Question

The workers' union at a particular university is quite strong. About 94% of all workers employed by the university belong to the workers' union. Recently, the workers went on strike, and now a local TV station plans to interview 4 workers (chosen at random) at the university to get their opinions on the strike. What is the probability that exactly 2 of the workers interviewed are union members?
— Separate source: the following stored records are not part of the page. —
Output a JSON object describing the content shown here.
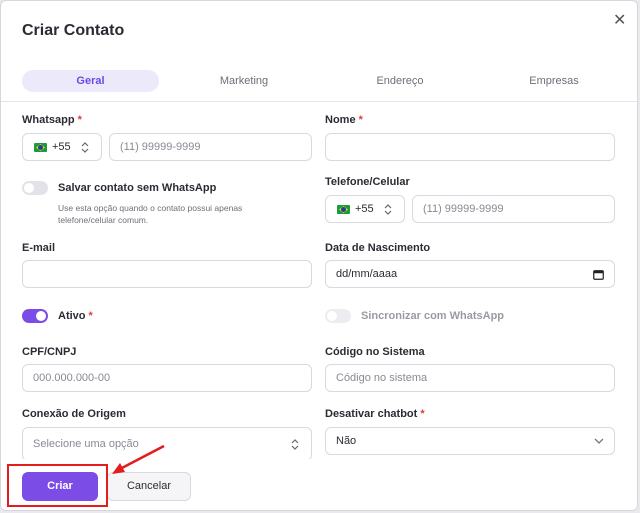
{
  "modal": {
    "title": "Criar Contato",
    "close_icon": "close-icon"
  },
  "tabs": [
    {
      "label": "Geral",
      "active": true
    },
    {
      "label": "Marketing",
      "active": false
    },
    {
      "label": "Endereço",
      "active": false
    },
    {
      "label": "Empresas",
      "active": false
    }
  ],
  "form": {
    "whatsapp": {
      "label": "Whatsapp",
      "required": "*",
      "country_code": "+55",
      "placeholder": "(11) 99999-9999"
    },
    "nome": {
      "label": "Nome",
      "required": "*",
      "value": ""
    },
    "salvar_sem_whatsapp": {
      "label": "Salvar contato sem WhatsApp",
      "checked": false,
      "help_line1": "Use esta opção quando o contato possui apenas",
      "help_line2": "telefone/celular comum."
    },
    "telefone": {
      "label": "Telefone/Celular",
      "country_code": "+55",
      "placeholder": "(11) 99999-9999"
    },
    "email": {
      "label": "E-mail",
      "value": ""
    },
    "nascimento": {
      "label": "Data de Nascimento",
      "value": "dd/mm/aaaa"
    },
    "ativo": {
      "label": "Ativo",
      "required": "*",
      "checked": true
    },
    "sincronizar": {
      "label": "Sincronizar com WhatsApp",
      "checked": false,
      "disabled": true
    },
    "cpf": {
      "label": "CPF/CNPJ",
      "placeholder": "000.000.000-00"
    },
    "codigo": {
      "label": "Código no Sistema",
      "placeholder": "Código no sistema"
    },
    "conexao": {
      "label": "Conexão de Origem",
      "placeholder": "Selecione uma opção"
    },
    "chatbot": {
      "label": "Desativar chatbot",
      "required": "*",
      "value": "Não"
    }
  },
  "footer": {
    "create_label": "Criar",
    "cancel_label": "Cancelar"
  },
  "colors": {
    "accent": "#7c4ce6",
    "required": "#e23b3b",
    "annotation": "#e21d1d"
  }
}
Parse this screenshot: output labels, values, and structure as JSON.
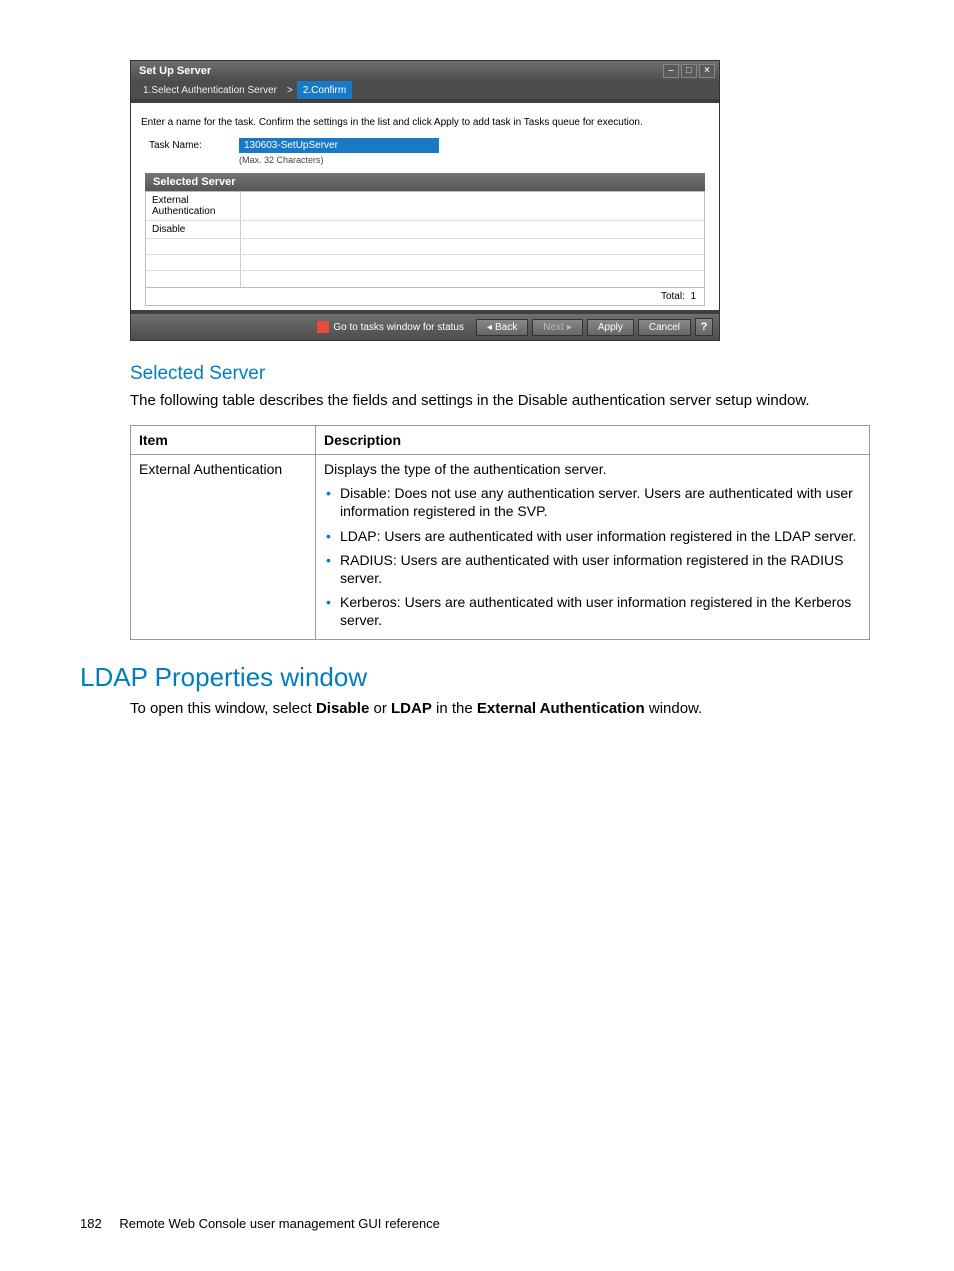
{
  "dialog": {
    "title": "Set Up Server",
    "steps": {
      "step1": "1.Select Authentication Server",
      "sep": ">",
      "step2": "2.Confirm"
    },
    "instruction": "Enter a name for the task. Confirm the settings in the list and click Apply to add task in Tasks queue for execution.",
    "task_name_label": "Task Name:",
    "task_name_value": "130603-SetUpServer",
    "task_name_hint": "(Max. 32 Characters)",
    "selected_server_header": "Selected Server",
    "row1_label": "External Authentication",
    "row2_label": "Disable",
    "total_label": "Total:",
    "total_value": "1",
    "footer": {
      "status": "Go to tasks window for status",
      "back": "Back",
      "next": "Next",
      "apply": "Apply",
      "cancel": "Cancel",
      "help": "?"
    }
  },
  "section_selected_server": {
    "heading": "Selected Server",
    "para": "The following table describes the fields and settings in the Disable authentication server setup window.",
    "table": {
      "head_item": "Item",
      "head_desc": "Description",
      "item1": "External Authentication",
      "desc1_intro": "Displays the type of the authentication server.",
      "b1": "Disable: Does not use any authentication server. Users are authenticated with user information registered in the SVP.",
      "b2": "LDAP: Users are authenticated with user information registered in the LDAP server.",
      "b3": "RADIUS: Users are authenticated with user information registered in the RADIUS server.",
      "b4": "Kerberos: Users are authenticated with user information registered in the Kerberos server."
    }
  },
  "section_ldap": {
    "heading": "LDAP Properties window",
    "para_pre": "To open this window, select ",
    "bold1": "Disable",
    "mid1": " or ",
    "bold2": "LDAP",
    "mid2": " in the ",
    "bold3": "External Authentication",
    "post": " window."
  },
  "footer": {
    "page_number": "182",
    "chapter": "Remote Web Console user management GUI reference"
  }
}
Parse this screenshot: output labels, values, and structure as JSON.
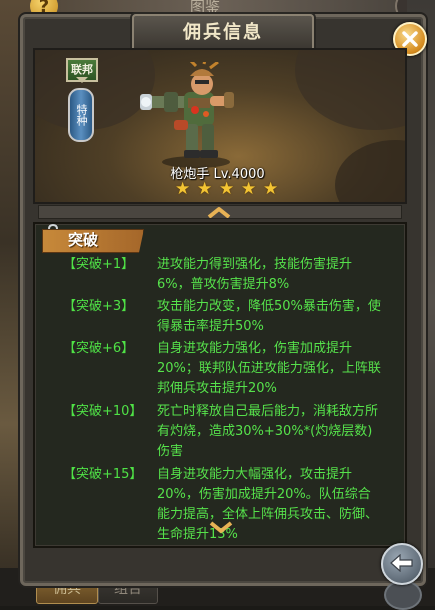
{
  "background": {
    "top_title": "图鉴",
    "tabs": [
      "佣兵",
      "组合"
    ]
  },
  "window": {
    "title": "佣兵信息"
  },
  "hero": {
    "faction": "联邦",
    "type": "特种",
    "name_level": "枪炮手 Lv.4000",
    "stars": 5
  },
  "breakthrough": {
    "title": "突破",
    "rows": [
      {
        "label": "【突破+1】",
        "text": "进攻能力得到强化，技能伤害提升6%，普攻伤害提升8%"
      },
      {
        "label": "【突破+3】",
        "text": "攻击能力改变，降低50%暴击伤害，使得暴击率提升50%"
      },
      {
        "label": "【突破+6】",
        "text": "自身进攻能力强化，伤害加成提升20%；联邦队伍进攻能力强化，上阵联邦佣兵攻击提升20%"
      },
      {
        "label": "【突破+10】",
        "text": "死亡时释放自己最后能力，消耗敌方所有灼烧，造成30%+30%*(灼烧层数)伤害"
      },
      {
        "label": "【突破+15】",
        "text": "自身进攻能力大幅强化，攻击提升20%，伤害加成提升20%。队伍综合能力提高，全体上阵佣兵攻击、防御、生命提升13%"
      }
    ]
  },
  "colors": {
    "effect_text": "#56e24b",
    "panel": "#37342f",
    "tag": "#c7893a"
  }
}
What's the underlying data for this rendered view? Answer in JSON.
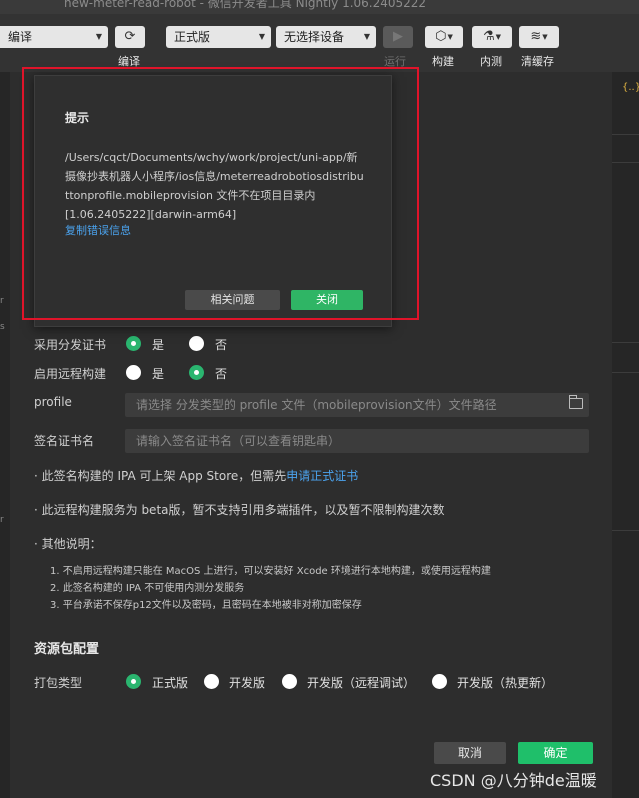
{
  "window": {
    "title": "new-meter-read-robot - 微信开发者工具 Nightly 1.06.2405222"
  },
  "toolbar": {
    "compile_select": "编译",
    "compile_label": "编译",
    "env_select": "正式版",
    "device_select": "无选择设备",
    "run_label": "运行",
    "build_label": "构建",
    "test_label": "内测",
    "cache_label": "清缓存"
  },
  "right_panel": {
    "bracket": "{..}"
  },
  "form": {
    "dist_cert_label": "采用分发证书",
    "remote_build_label": "启用远程构建",
    "yes": "是",
    "no": "否",
    "profile_label": "profile",
    "profile_placeholder": "请选择 分发类型的 profile 文件（mobileprovision文件）文件路径",
    "cert_name_label": "签名证书名",
    "cert_name_placeholder": "请输入签名证书名（可以查看钥匙串）",
    "note1_prefix": "· 此签名构建的 IPA 可上架 App Store，但需先",
    "note1_link": "申请正式证书",
    "note2": "· 此远程构建服务为 beta版，暂不支持引用多端插件，以及暂不限制构建次数",
    "note3": "· 其他说明：",
    "details": [
      "1. 不启用远程构建只能在 MacOS 上进行，可以安装好 Xcode 环境进行本地构建，或使用远程构建",
      "2. 此签名构建的 IPA 不可使用内测分发服务",
      "3. 平台承诺不保存p12文件以及密码，且密码在本地被非对称加密保存"
    ],
    "resource_section": "资源包配置",
    "package_type_label": "打包类型",
    "package_types": [
      "正式版",
      "开发版",
      "开发版（远程调试）",
      "开发版（热更新）"
    ],
    "cancel": "取消",
    "confirm": "确定"
  },
  "alert": {
    "title": "提示",
    "message": "/Users/cqct/Documents/wchy/work/project/uni-app/新摄像抄表机器人小程序/ios信息/meterreadrobotiosdistributtonprofile.mobileprovision 文件不在项目目录内\n[1.06.2405222][darwin-arm64]",
    "copy_link": "复制错误信息",
    "related_button": "相关问题",
    "close_button": "关闭"
  },
  "watermark": "CSDN @八分钟de温暖",
  "colors": {
    "accent_green": "#2ab56f",
    "link_blue": "#4ba3ee",
    "highlight_red": "#e0142a"
  }
}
Round your response to at least three decimal places. (If necessary, consult a list of formulas.)

Answer 1

0.019 or 1.9%

Explanation:

Let U = Union member

N= Non union member

Let the probability of U ; P(U)= 0.94

P(N) = 0.06

Sample size = 4

Outcomes = 2 i.e either Union or Non-Union

Total possible outcomes= 4²

= 16

Total Possible outcomes is shown below

1st member 2nd member 3rd member 4th member

U U U U

U U U N

U U N U

U U N N

U N U U

U N U N

U N N U

U N N N

N U U U

N U U N

N U N U

N U N N

N N U U

N N U N

N N N U

N N N N

P( exactly two (2) workers are union members )

= P(UUNN) + P (UNUN) + P (UNNU) + P (NUUN) + P (NUNU) + P (NNUU)

= 6 x P(UUNN)

= 6 x (0.94 x0.94 x0.06 x0.06)

= 0.01908576

≈ 0.019 or 1.9%